The Guilt Trip(28)



She turns to face him. “If you were unhappy, or wanted something or someone else, would you tell me?”

He shifts, his eyes momentarily flickering to the side before snapping back. “I have never wanted anything more than I want you,” he says, kissing her cheek.

“Or … anyone?” Rachel asks hesitatingly.

“What?” he exclaims, as if the mere thought is so abhorrent and unnatural that he can’t believe she’d even say it out loud. His hands drop from her waist and he walks across the room, facing the floor-to-ceiling glass doors toward the ocean that is shimmering with gold as the sun sets behind it.

His pale-pink shirt is pulled taut across his back, his shoulder blades tense as he cricks his neck from one side to the other. Rachel can feel the tension emanating from him and steels herself for what he might be about to say.

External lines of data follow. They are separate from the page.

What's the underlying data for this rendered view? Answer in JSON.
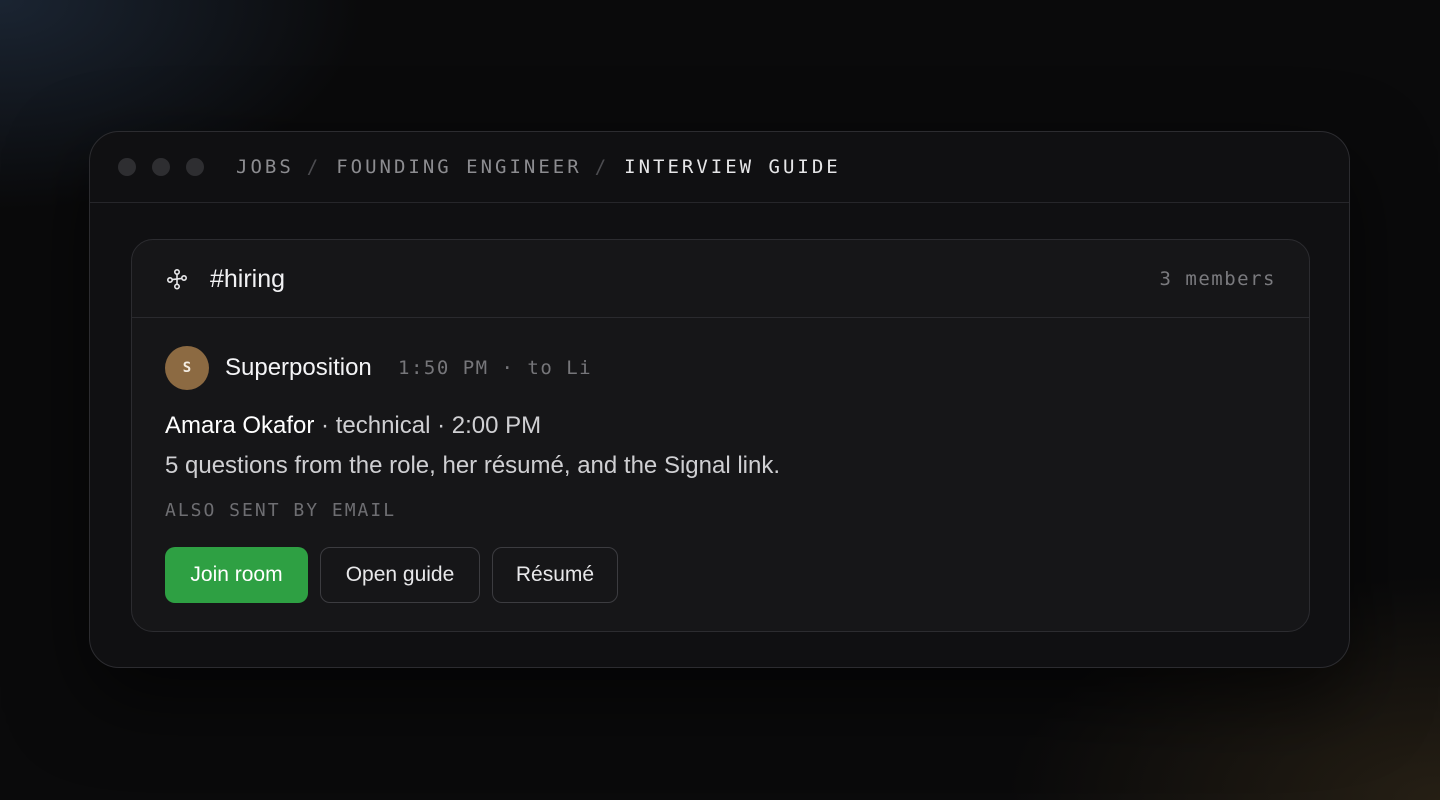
{
  "window": {
    "breadcrumb": [
      "JOBS",
      "FOUNDING ENGINEER",
      "INTERVIEW GUIDE"
    ],
    "separator": "/"
  },
  "channel": {
    "icon": "network-icon",
    "name": "#hiring",
    "members": "3 members"
  },
  "message": {
    "avatar_initial": "S",
    "sender": "Superposition",
    "meta": "1:50 PM · to Li",
    "candidate_name": "Amara Okafor",
    "candidate_details": " · technical · 2:00 PM",
    "body": "5 questions from the role, her résumé, and the Signal link.",
    "note": "ALSO SENT BY EMAIL"
  },
  "actions": {
    "join_label": "Join room",
    "guide_label": "Open guide",
    "resume_label": "Résumé"
  },
  "colors": {
    "primary_button": "#2ea043",
    "avatar": "#8c6a42"
  }
}
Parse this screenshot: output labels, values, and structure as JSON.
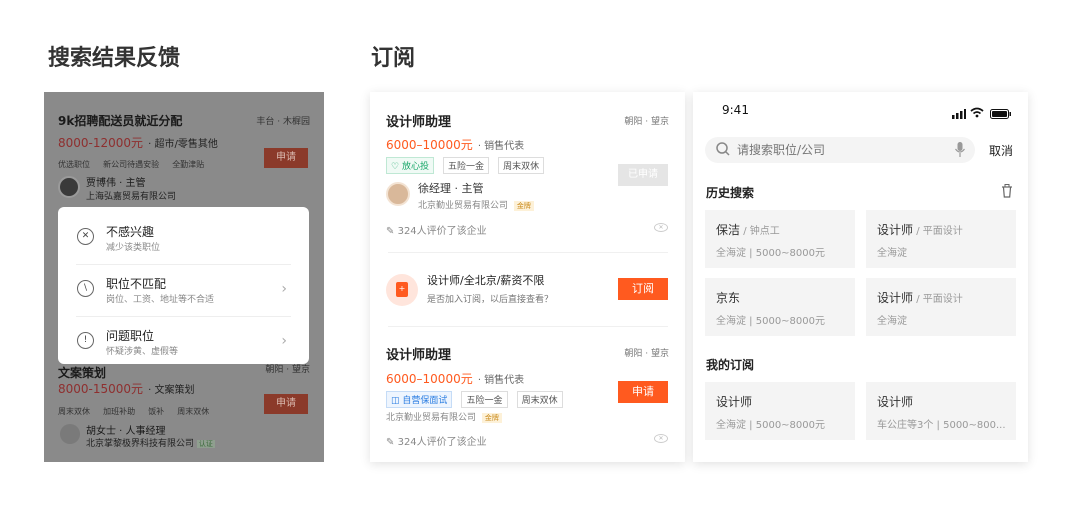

What would she do if he suddenly decided to admit to something happening with Ali, either now or in the past? Would she tell Will what his bride and brother had done? Ruin his wedding … his relationship with his brother … his life? What if he called it all off? What would he say to the guests? The family would never be the same again.

Her mind whirs with the fallout of the hypothetical scenario.

“Well?” she pushes, desperate to stop the agony from wrapping its tentacles around her and squeezing her until she can’t breathe. She’d rather an answer she doesn’t want to hear, than be stuck in this state of limbo. “Is there someone else?”

Jack sighs so deeply that it sounds as if it’s been sitting there for months, waiting for the right time to be released. As he slowly turns around, Rachel can’t help but shut her eyes, in a futile attempt to protect herself from what he’s about to say.

“How ironic that you feel the need to ask me that,” he says, his tone tight and high-pitched.

Rachel pulls back at his inference. “Sorry?” she says, looking at him, confused.

Jack laughs to himself, but makes Rachel feel as if it’s aimed at her. “Do you not think I can see straight through you?” he says.

She shakes her head as if to awaken the part of her brain that will make sense of what he’s saying. “I’m not with you,” she says.

“Do you think I didn’t see what happened today?”

“What are you talking about?” she says. “Where? When?”

“On the beach,” he says tersely. “With Noah.”

She can’t help but feel wrong-footed. This isn’t the way she’d anticipated this conversation going. “I don’t understand what you mean,” she says, trying to keep her voice steady.

“I could see the utter fear in your eyes,” he says. “I could feel you trembling in my arms.”

“That’s because it was absolutely terrifying,” she says.

“Any more terrifying than if it happened to me?” He stares at her unwaveringly, as if expecting an answer.

She tuts. “Why are you being so stupid? You were there—you saw what happened. I would hope you felt just as scared as I did. If you didn’t, then there’s something wrong with you.”

“Don’t turn this on me,” he says. Hadn’t he just done exactly that himself? “My gut reaction was one of guilt; that I was somehow responsible for what happened.”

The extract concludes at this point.